The redefinition of dementia praecox as a psychogenic condition fundamentally changes the initial relationship of patient to psychiatrist and elevates the role of the case history in diagnosis in general.  As Noll puts it, “the case history method located the roots of insanity in the unique life circumstances of the individual, each individual being a ‘type’ of one, not an example within a category of mental disease.” (Noll, p. 168)  Reconstruction of a life narrative might uncover tale-tell signs of “habit deterioration” or of a “shut-in personality” as early as adolescence.  How patients understand their own conditions and how they narrate the history of their selves become diagnostic evidence.  The social relationships and lived experience of each patient become relevant to the circumstances under which they were brought to the asylum.   Although the examination transcripts uncover a process much more interrogative than therapeutic, this  historical turn and the role of the individual patient account in it opens the door to psychoanalysis (Noll, p. 169).

What does not appear in the typescripts of the examination is a discussion of treatment.  An initial treatment plan might have been formulated at the time of admission, proposed as a part of the case history, or discussed in the medical staff meeting after the examination was concluded.  Particularly in the case of dementia praecox, however, Noll suggests another reason for this lacuna in surviving asylum records.  Despite robust and sustained debates among the leading psychiatrists of the era over causes, types, and prognosis of dementia praecox, the question of a specific treatment was largely ignored.   Kraepelin recommended water therapy, physical activity, and a regular diet—common treatment options for asylum patients regardless of diagnosis.  Sedatives were used at some overcrowded facilities as “chemical restraints.”  In short, as Noll puts it, “No one really knew what to do to treat insanity.” (Noll, p. 194)
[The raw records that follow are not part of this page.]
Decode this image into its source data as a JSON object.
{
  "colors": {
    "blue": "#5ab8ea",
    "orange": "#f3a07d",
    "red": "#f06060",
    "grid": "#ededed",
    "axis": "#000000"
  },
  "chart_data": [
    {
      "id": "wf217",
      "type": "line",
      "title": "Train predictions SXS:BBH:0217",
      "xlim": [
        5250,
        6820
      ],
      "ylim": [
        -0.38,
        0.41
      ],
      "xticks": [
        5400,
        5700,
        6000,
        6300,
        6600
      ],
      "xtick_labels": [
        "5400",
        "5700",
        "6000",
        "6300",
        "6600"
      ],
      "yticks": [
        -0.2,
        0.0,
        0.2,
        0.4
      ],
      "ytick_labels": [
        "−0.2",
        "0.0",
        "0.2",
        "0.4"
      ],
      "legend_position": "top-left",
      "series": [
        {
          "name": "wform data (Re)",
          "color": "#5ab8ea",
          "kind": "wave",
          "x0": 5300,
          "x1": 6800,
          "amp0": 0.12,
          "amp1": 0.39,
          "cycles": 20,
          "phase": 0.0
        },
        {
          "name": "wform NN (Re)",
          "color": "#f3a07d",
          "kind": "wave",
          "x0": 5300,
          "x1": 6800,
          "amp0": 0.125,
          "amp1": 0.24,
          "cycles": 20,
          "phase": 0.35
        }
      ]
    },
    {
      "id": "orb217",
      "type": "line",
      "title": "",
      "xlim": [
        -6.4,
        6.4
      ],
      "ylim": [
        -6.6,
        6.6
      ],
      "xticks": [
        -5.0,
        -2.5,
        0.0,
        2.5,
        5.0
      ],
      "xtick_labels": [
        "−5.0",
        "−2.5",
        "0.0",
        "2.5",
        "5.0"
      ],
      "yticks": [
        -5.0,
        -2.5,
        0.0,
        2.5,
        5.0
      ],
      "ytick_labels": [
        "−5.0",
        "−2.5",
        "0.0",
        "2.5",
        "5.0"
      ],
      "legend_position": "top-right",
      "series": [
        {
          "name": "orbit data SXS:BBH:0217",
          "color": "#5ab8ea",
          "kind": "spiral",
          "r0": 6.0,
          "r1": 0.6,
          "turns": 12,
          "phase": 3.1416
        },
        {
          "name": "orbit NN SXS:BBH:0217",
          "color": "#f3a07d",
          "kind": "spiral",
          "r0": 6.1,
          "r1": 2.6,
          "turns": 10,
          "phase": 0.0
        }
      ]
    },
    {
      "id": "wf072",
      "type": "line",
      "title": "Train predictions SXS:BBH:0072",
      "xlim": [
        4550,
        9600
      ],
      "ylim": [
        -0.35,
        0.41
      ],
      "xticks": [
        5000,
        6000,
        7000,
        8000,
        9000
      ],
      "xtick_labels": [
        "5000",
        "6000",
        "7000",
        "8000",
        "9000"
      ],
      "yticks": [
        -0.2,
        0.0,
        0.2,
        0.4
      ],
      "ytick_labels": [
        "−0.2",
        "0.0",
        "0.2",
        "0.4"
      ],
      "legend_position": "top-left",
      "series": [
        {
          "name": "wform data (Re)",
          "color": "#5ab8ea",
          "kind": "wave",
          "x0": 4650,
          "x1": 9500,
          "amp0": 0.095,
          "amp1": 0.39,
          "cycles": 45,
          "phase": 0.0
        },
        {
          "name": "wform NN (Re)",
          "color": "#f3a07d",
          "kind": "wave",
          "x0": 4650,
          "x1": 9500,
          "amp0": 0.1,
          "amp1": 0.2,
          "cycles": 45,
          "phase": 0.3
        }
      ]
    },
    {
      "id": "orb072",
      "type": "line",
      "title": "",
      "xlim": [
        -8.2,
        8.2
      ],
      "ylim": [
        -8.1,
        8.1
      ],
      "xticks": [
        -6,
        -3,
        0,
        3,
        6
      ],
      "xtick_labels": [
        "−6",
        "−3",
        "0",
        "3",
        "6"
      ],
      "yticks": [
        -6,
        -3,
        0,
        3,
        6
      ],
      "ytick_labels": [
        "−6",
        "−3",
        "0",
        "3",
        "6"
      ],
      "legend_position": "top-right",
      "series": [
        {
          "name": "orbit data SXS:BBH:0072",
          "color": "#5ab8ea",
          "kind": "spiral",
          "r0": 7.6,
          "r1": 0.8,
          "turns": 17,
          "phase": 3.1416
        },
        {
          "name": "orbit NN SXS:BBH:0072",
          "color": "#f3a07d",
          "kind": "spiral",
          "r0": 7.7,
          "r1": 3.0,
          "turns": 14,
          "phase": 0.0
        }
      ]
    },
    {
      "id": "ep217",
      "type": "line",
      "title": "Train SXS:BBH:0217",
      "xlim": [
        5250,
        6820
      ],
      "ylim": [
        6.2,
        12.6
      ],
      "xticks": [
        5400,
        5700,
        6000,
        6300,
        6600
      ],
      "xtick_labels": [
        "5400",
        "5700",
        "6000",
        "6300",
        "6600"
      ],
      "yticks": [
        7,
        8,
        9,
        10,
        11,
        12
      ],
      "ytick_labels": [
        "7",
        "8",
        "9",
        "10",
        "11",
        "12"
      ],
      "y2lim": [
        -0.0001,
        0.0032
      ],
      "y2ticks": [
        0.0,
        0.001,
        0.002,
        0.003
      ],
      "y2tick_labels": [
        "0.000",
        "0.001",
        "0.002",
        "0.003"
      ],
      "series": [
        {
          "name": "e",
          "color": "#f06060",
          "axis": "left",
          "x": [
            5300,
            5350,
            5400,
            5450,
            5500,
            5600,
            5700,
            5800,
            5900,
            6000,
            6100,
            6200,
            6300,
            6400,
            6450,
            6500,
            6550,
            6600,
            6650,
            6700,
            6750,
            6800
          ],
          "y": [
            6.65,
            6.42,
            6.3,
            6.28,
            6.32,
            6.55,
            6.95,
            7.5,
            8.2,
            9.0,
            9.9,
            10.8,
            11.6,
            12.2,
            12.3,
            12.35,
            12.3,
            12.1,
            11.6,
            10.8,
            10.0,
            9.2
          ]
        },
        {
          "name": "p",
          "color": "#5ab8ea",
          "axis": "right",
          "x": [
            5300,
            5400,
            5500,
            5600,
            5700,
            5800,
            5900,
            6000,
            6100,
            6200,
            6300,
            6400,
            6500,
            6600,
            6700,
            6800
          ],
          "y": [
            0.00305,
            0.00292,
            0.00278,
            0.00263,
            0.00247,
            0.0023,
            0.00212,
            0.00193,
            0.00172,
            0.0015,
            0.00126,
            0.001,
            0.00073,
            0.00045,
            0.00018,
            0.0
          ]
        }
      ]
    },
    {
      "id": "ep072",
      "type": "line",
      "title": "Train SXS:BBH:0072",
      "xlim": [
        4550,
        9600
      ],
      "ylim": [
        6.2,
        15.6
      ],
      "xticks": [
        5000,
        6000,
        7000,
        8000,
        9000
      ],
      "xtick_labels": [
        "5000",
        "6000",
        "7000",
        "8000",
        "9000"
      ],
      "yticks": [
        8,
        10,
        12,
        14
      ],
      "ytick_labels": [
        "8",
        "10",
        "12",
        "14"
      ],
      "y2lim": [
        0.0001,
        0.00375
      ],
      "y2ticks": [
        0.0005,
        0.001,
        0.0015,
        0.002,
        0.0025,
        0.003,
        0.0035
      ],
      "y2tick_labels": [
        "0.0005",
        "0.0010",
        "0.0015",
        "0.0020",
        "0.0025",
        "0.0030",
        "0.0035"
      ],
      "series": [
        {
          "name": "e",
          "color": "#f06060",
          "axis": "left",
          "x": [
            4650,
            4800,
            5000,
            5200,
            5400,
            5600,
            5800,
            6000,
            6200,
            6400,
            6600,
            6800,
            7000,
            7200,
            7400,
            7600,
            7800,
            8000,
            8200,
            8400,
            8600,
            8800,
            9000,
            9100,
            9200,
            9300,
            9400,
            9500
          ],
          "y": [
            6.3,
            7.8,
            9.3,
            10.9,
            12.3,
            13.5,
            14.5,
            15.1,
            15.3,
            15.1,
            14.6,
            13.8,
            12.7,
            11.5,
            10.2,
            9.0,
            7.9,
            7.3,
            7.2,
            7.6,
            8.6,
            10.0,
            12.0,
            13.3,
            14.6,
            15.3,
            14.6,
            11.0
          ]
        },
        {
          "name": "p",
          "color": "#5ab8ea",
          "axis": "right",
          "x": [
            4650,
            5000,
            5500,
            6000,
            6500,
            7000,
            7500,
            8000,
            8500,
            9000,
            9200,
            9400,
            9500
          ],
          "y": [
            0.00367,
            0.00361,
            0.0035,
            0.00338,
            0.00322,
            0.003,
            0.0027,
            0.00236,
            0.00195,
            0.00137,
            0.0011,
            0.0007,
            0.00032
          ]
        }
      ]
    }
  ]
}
Although there was considerable debate regarding the long-term prognosis for dementia praecox patients, many psychiatrists in the early 20th century  defined it in relation to the probability of the inexorable downward trajectory of the disease, which would play out over years or decades.  Diagnosis with the condition could be the psychiatric equivalent of a life sentence.  The increase in the frequency of dementia praecox diagnoses in the early 20th century had the long-term effect of making asylums custodial facilities for a persistent population of incurable, untreatable individuals.  The second patient admitted to Dix diagnosed with dementia praecox (1896) died there in 1916.  Some dementia praecox patients at Dix admitted after 1912 were discharged as “cured” or “improved” after a year or more of confinement, but it is impossible to know what these terms meant or how these outcomes were related to the therapies administered.  Most of them show nothing in the columns for the disposition of the patient in the admissions ledger spreadsheet, which probably means they were there after 1918 (one hundred years prior to the date of transcription).